Got ideas? Opinions? Please add them to the GitHub issue.

During the coming week, I'll create a PR that updates all links in the hub, and adds redirects to the old directory. Thanks for reading this far.

tnabtaf commented 6 years ago

Searching: Google custom search

One way to get better searching of everything on the individual resource pages is to use a Google custom search that only looks at pages in the Use directory. Could add a "Use Now!" tab to the hub's current search page and then just link to that from the Use directory page.

the-x-at commented 6 years ago

Ad "galaxyproject.org/use": One could put each of the tables and their associated sections into separate tabs. In my opinion, this would tidy up the page a bit.

tnabtaf commented 6 years ago

Select pulldowns in the All Resources table

David Kovalic suggests:

It seems to me that the first list contains all of the info on the new resource page and the subsequent lists are duplicate sub-sets of the first.

Any sense to make the first list filterable (i.e. a user can filter to just show the subset of public, academic cloud, commercial cloud or container resources) instead for duplicating these into separate lists?

We sort of have this now, sorting with the Cloud and Deployable columns. That clunky but it's most of this functionality.
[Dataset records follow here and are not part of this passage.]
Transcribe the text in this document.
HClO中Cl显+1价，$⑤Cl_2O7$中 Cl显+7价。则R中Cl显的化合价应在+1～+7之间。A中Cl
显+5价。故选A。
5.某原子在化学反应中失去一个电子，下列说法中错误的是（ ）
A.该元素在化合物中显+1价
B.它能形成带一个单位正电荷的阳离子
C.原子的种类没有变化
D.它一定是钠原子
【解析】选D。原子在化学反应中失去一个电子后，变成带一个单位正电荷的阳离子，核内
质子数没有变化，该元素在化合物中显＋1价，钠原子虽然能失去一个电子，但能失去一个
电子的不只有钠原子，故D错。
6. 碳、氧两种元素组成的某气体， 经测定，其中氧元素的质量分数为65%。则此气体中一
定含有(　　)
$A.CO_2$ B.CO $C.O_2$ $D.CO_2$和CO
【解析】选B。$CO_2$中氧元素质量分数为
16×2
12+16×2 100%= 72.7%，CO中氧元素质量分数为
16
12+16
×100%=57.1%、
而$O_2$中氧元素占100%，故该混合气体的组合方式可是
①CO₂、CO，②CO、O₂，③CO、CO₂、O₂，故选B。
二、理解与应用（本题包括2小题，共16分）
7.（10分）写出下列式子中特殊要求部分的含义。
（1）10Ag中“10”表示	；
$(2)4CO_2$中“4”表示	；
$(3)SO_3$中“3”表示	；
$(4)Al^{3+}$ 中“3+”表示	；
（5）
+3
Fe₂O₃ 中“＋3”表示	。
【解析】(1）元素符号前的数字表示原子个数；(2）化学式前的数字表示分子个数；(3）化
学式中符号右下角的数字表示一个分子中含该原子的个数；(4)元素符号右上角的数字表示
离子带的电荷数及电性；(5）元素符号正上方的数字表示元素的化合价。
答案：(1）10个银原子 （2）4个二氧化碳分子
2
Still I looked into this, and I think [example 3 on this page](https://datatables.net/reference/api/columns().search()) shows how to do it. However, my JavaScript chops are insufficient to get that too work.

Put each table/section in a separate tab

@the-x-at suggests making each table be a different tab in a single UI element. I quite like this idea, and while it is well beyond my JavaScript skills, I'll give this a try.

tnabtaf commented 6 years ago

A first version of the Put each table/section in a separate tab is now done in the use-tabs branch.

I think it looks a lot better. The one drawback I see is that you can no longer directly link to one of the tables. I'm also thinking about making the All tab be the default.

Any feedback welcome (and any code fixes too - this was all PUG/JavaScript/Bootstrap, none of which I am proficient at).

dannon commented 6 years ago

@tnabtaf I can definitely make anchors link into the tables, if this is something you want.

tnabtaf commented 6 years ago

@dannon I always want them and I am continually frustrated when it isn't supported.

But, right now, I don't think I have anything that tries to link into the table. However, as soon as I type the announcement, I'll want this.

And the Travis build failed. :-(

tnabtaf commented 6 years ago

Merging use-tabs branch into master....

tnabtaf commented 6 years ago

Latest set of changes are in the redirect branch. Will keep accumulating them there until this update is deployed.

tnabtaf commented 6 years ago

Update will be merged/deployed on Monday using PR #449. And I think the update is ready to go, if anyone wants to look at it.

afgane commented 6 years ago

This looks much better now! One question/suggestion - why do Public Servers not have a direct link to the server from the list of servers?

tnabtaf commented 6 years ago

@afgane I don't know. But I'll add it to the public servers list and maybe the other lists too.

Slugger70 commented 6 years ago

@tnabtaf I really like the tabs. It makes it much more accessible.

the-x-at commented 6 years ago

@tnabtaf Thanks for jumping on this so quickly. Looks really great!

dannon commented 6 years ago

fixed in #449